Il ouvre un registre pour nous faire un bilan sanitaire de la situation: «ni épidémies, ni intoxications. L’on a surtout constaté plusieurs cas de stress post-traumatique». Juste en face de son bureau un grand placard blanc: antibiotiques, seringues, antalgiques, sérums… Au fur et à mesure que le médecin nous fait un état des lieux sous l’œil vigilant du khalifa. A quelques pas du lycée Amine Abdelaziz, la Maison des jeunes s’est muée en entrepôt d’aide aux sinistrés. Un comité de soutien s’est également constitué pour la distribution.
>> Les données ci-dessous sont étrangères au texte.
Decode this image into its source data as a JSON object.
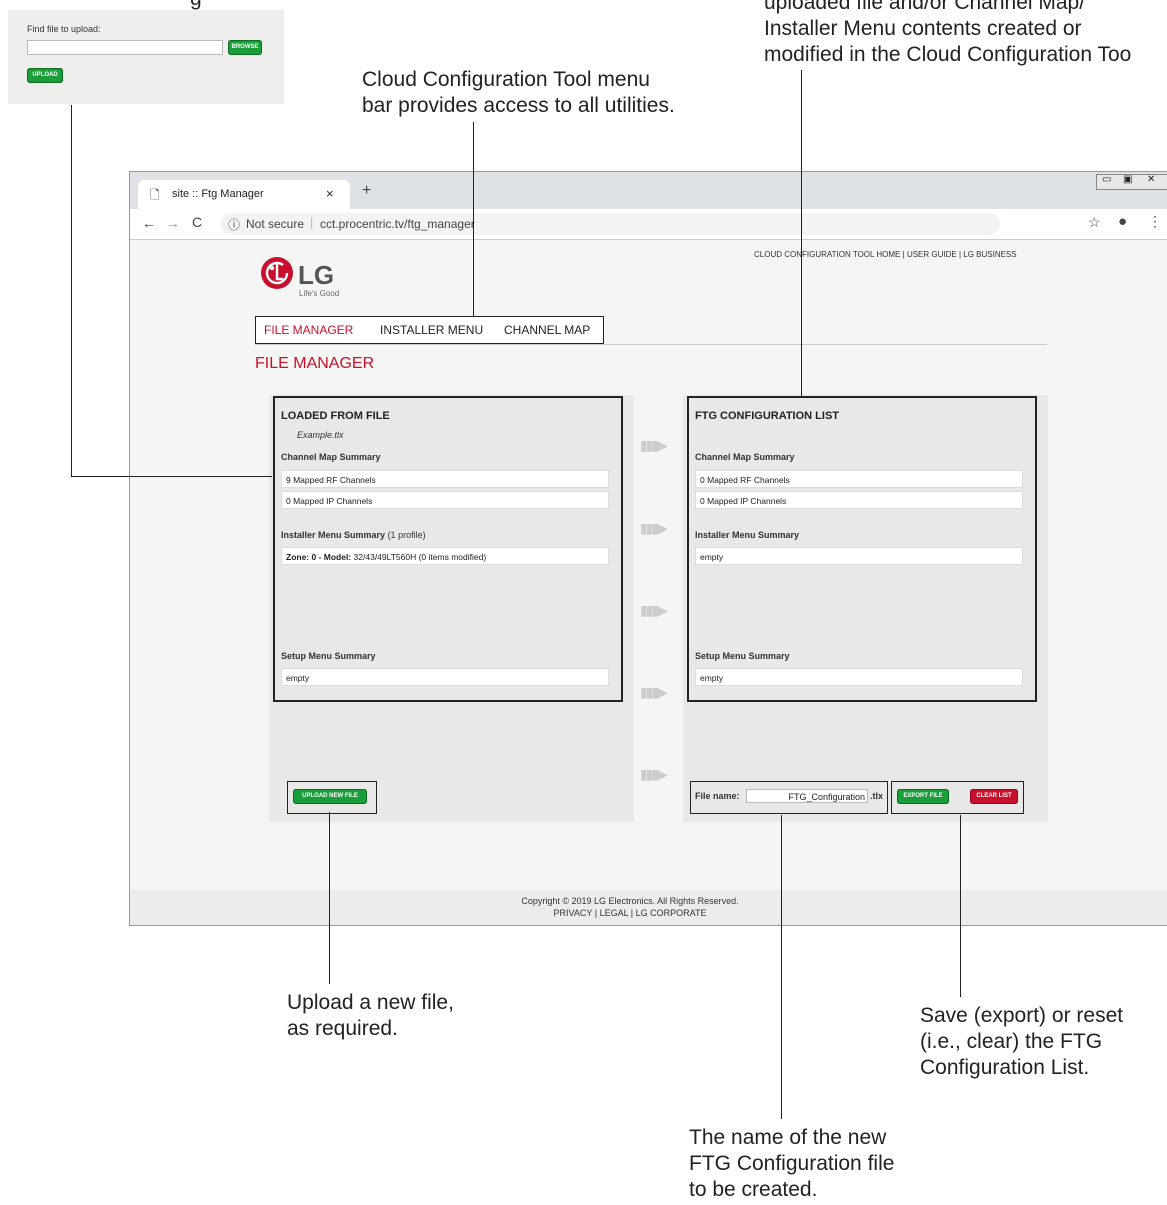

L’un de ses membres, Rachid Hamdaoui, nous précise que c’est «une initiative spontanée». L’école Chorouk, à douar Ouled Ali ben Hammou, est devenue par la même occasion un «centre humanitaire». Les sinistrés y reçoivent un panier d’aides alimentaires de 120 DH: huile (5 litres), farine (10 kg), sucre (5l), thé…
A l’autre bout de la province, le quartier résidentiel de Selouane -cité Sonasid- qui compte 101 villas et 302 logements économiques a été endommagé par les flots torrentiels de oued Selouane. «Les quatre canalisations qui devaient en principe endiguer l’eau ont été bouchées, soit 2 m de profondeur sur 2 m de largeur», selon les résidents.
Du coup, le flux de l’oued a emporté dans son sillage des murs, des clôtures, des portes en fer forgé, des voitures... Une situation qui n’a pas manqué de déclencher l’ire des habitants de la cité Sonasid. «Si l’on faisait preuve de 10% de sérieux, notre PIB pourrait gagner 2 points de plus», commente l’un d’eux.